June 2, 2011

Army Nuclear Power Program

The Army Corps of Engineers is scheduled to demolish the deactivated SM-1 Nuclear Power Plant at Fort Belvoir, Virginia that was part of the Army Nuclear Power Program (ANPP) from 1957 to 1977.

The ANPP mission was to train military people to staff small nuclear-powered electrical generation plants in remote locations. That role is arguably more relevant today than when it was being discussed during the Eisenhower administration in the 1950's. At that time our dependence on foreign oil and our understanding of environmental impacts of carbon dioxide were practically zero.

Yet the program that trained over 900 Army, Navy, and Air Force men to operate nuclear power plants in places like Greenland, Alaska, Wyoming, Panama, and Antarctica has been forgotten, and the SM-1 is to be destroyed as an insignificant piece of our history.

The SM-1 at Fort Belvoir was the first nuclear power plant in the United States to put electricity into the commercial grid (April 1957) as it provided the operational foundation for operator training. Many of the trained personnel went on to play critical roles in the civilian nuclear industry that now generates 20% of our nation's electricity. It is doubtful that the start-up of these 100+ plants would have been so successful without those veterans.

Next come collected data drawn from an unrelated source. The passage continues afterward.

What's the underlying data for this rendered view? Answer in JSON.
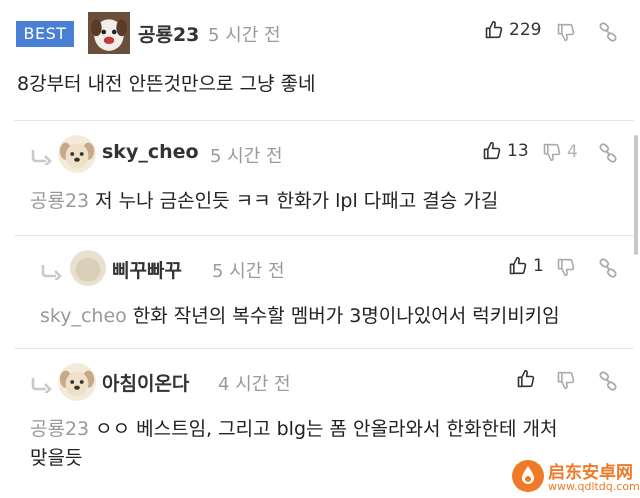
{
  "comments": [
    {
      "badge": "BEST",
      "nick": "공룡23",
      "time": "5 시간 전",
      "likes": "229",
      "text": "8강부터 내전 안뜬것만으로 그냥 좋네"
    },
    {
      "nick": "sky_cheo",
      "time": "5 시간 전",
      "likes": "13",
      "dislikes": "4",
      "mention": "공룡23",
      "text": "저 누나 금손인듯 ㅋㅋ 한화가 lpl 다패고 결승 가길"
    },
    {
      "nick": "삐꾸빠꾸",
      "time": "5 시간 전",
      "likes": "1",
      "mention": "sky_cheo",
      "text": "한화 작년의 복수할 멤버가 3명이나있어서 럭키비키임"
    },
    {
      "nick": "아침이온다",
      "time": "4 시간 전",
      "mention": "공룡23",
      "text_line1": "ㅇㅇ 베스트임, 그리고 blg는 폼 안올라와서 한화한테 개처",
      "text_line2": "맞을듯"
    }
  ],
  "icons": {
    "like": "thumbs-up-icon",
    "dislike": "thumbs-down-icon",
    "share": "link-icon",
    "reply": "reply-arrow-icon"
  },
  "colors": {
    "best_badge": "#4a7fd6",
    "meta_grey": "#9a9a9a",
    "watermark": "#f07a28"
  },
  "watermark": {
    "line1": "启东安卓网",
    "line2": "www.qdltdq.com"
  }
}
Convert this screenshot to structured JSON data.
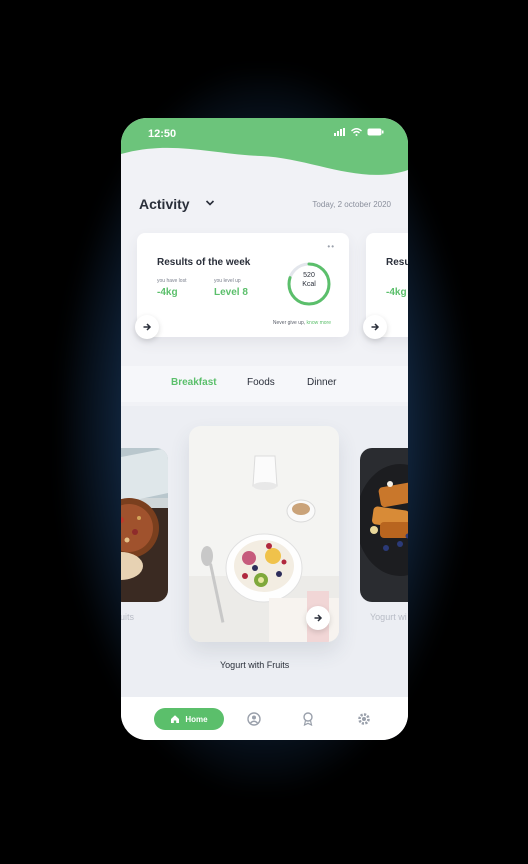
{
  "status": {
    "time": "12:50",
    "icons": [
      "signal-icon",
      "wifi-icon",
      "battery-icon"
    ]
  },
  "header": {
    "title": "Activity",
    "date": "Today, 2 october 2020"
  },
  "results": {
    "title": "Results of the week",
    "lost_label": "you have lost",
    "lost_value": "-4kg",
    "level_label": "you level up",
    "level_value": "Level 8",
    "kcal_value": "520",
    "kcal_unit": "Kcal",
    "kcal_progress": 0.8,
    "footer_text": "Never give up,",
    "footer_link": "know more",
    "menu_dots": "••",
    "second_title": "Resu",
    "second_value": "-4kg"
  },
  "tabs": [
    {
      "label": "Breakfast",
      "active": true
    },
    {
      "label": "Foods",
      "active": false
    },
    {
      "label": "Dinner",
      "active": false
    }
  ],
  "foods": {
    "left_name": "ruits",
    "center_name": "Yogurt with Fruits",
    "right_name": "Yogurt wi"
  },
  "nav": {
    "home_label": "Home",
    "items": [
      "home-icon",
      "profile-icon",
      "award-icon",
      "settings-icon"
    ]
  },
  "colors": {
    "accent": "#5bbf6b",
    "background": "#f1f2f6",
    "text": "#2a2f3a"
  }
}
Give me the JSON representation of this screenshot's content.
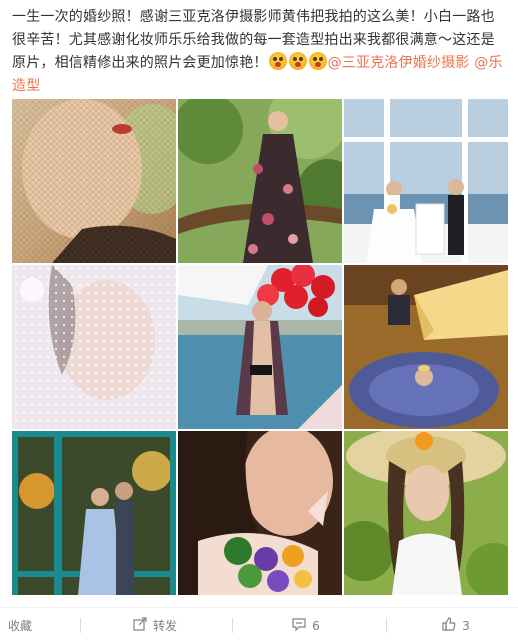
{
  "post": {
    "text_before": "一生一次的婚纱照！感谢三亚克洛伊摄影师黄伟把我拍的这么美！小白一路也很辛苦！尤其感谢化妆师乐乐给我做的每一套造型拍出来我都很满意～这还是原片，相信精修出来的照片会更加惊艳！",
    "emoji_name": "surprised-face-emoji",
    "mentions": [
      "@三亚克洛伊婚纱摄影",
      "@乐造型"
    ]
  },
  "photos": [
    {
      "subject": "bride in veil close-up"
    },
    {
      "subject": "bride in floral dress by tree"
    },
    {
      "subject": "couple at white altar by sea"
    },
    {
      "subject": "bride under lace veil"
    },
    {
      "subject": "woman in swimsuit with red balloons"
    },
    {
      "subject": "bride in blue gown by piano"
    },
    {
      "subject": "couple behind teal door"
    },
    {
      "subject": "woman with flower bouquet"
    },
    {
      "subject": "woman in straw hat"
    }
  ],
  "actions": {
    "favorite_label": "收藏",
    "repost_label": "转发",
    "comment_count": "6",
    "like_count": "3"
  },
  "colors": {
    "mention": "#eb7350",
    "text": "#333333",
    "action_text": "#808080"
  }
}
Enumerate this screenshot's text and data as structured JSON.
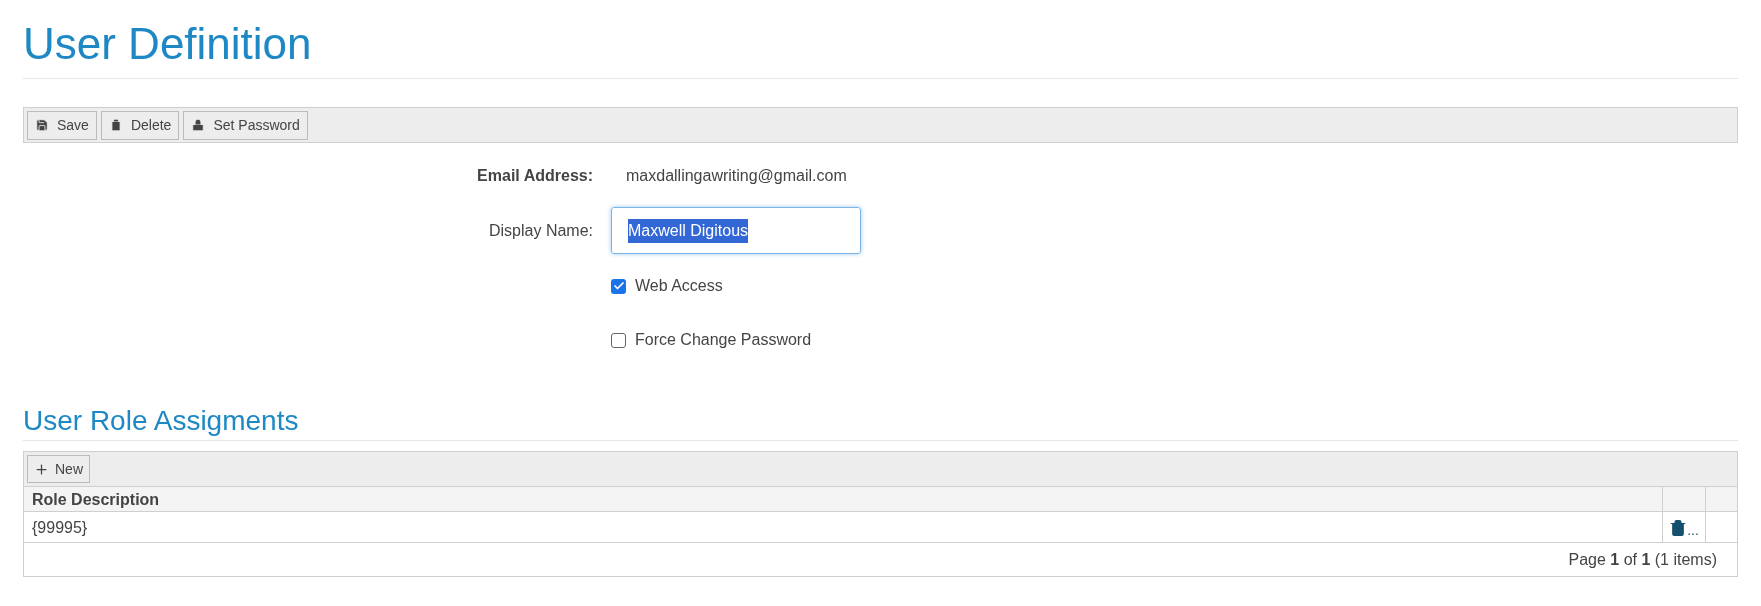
{
  "title": "User Definition",
  "toolbar": [
    {
      "kind": "save",
      "label": "Save"
    },
    {
      "kind": "delete",
      "label": "Delete"
    },
    {
      "kind": "lock",
      "label": "Set Password"
    }
  ],
  "form": {
    "email": {
      "label": "Email Address:",
      "value": "maxdallingawriting@gmail.com"
    },
    "display_name": {
      "label": "Display Name:",
      "value": "Maxwell Digitous",
      "value_selected": true
    },
    "checkboxes": [
      {
        "label": "Web Access",
        "checked": true
      },
      {
        "label": "Force Change Password",
        "checked": false
      }
    ]
  },
  "roles": {
    "title": "User Role Assigments",
    "new_button": "New",
    "columns": [
      "Role Description"
    ],
    "rows": [
      {
        "cells": [
          "{99995}"
        ],
        "action_text": "..."
      }
    ],
    "pager": "Page **1** of **1** (1 items)"
  }
}
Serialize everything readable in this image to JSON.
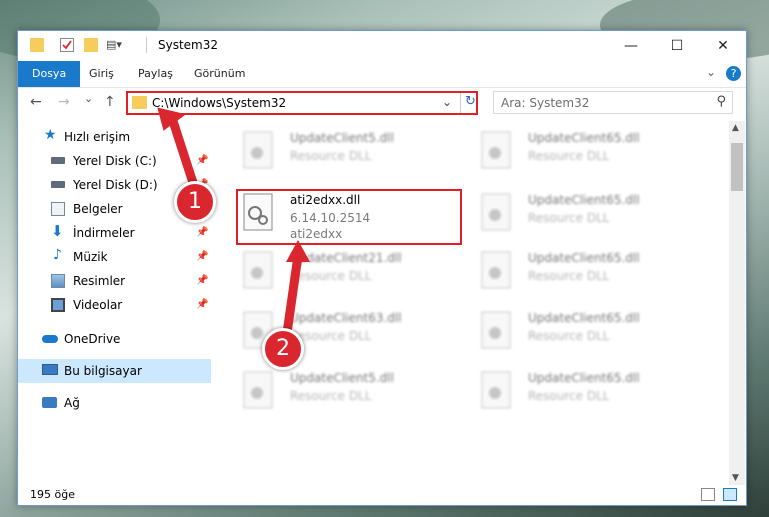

The deactivated SM-1 should take its rightful place in our nation as a designated Historic Site and be made available for tours so today's young Americans can get a first-hand look at what is possible when properly motivated people come together to do something never attempted before.

Russia provides tours of the destroyed Chernobyl plant which has a very troubled history.

Should we do any less for the SM-1 that played such a distinguished role in our history?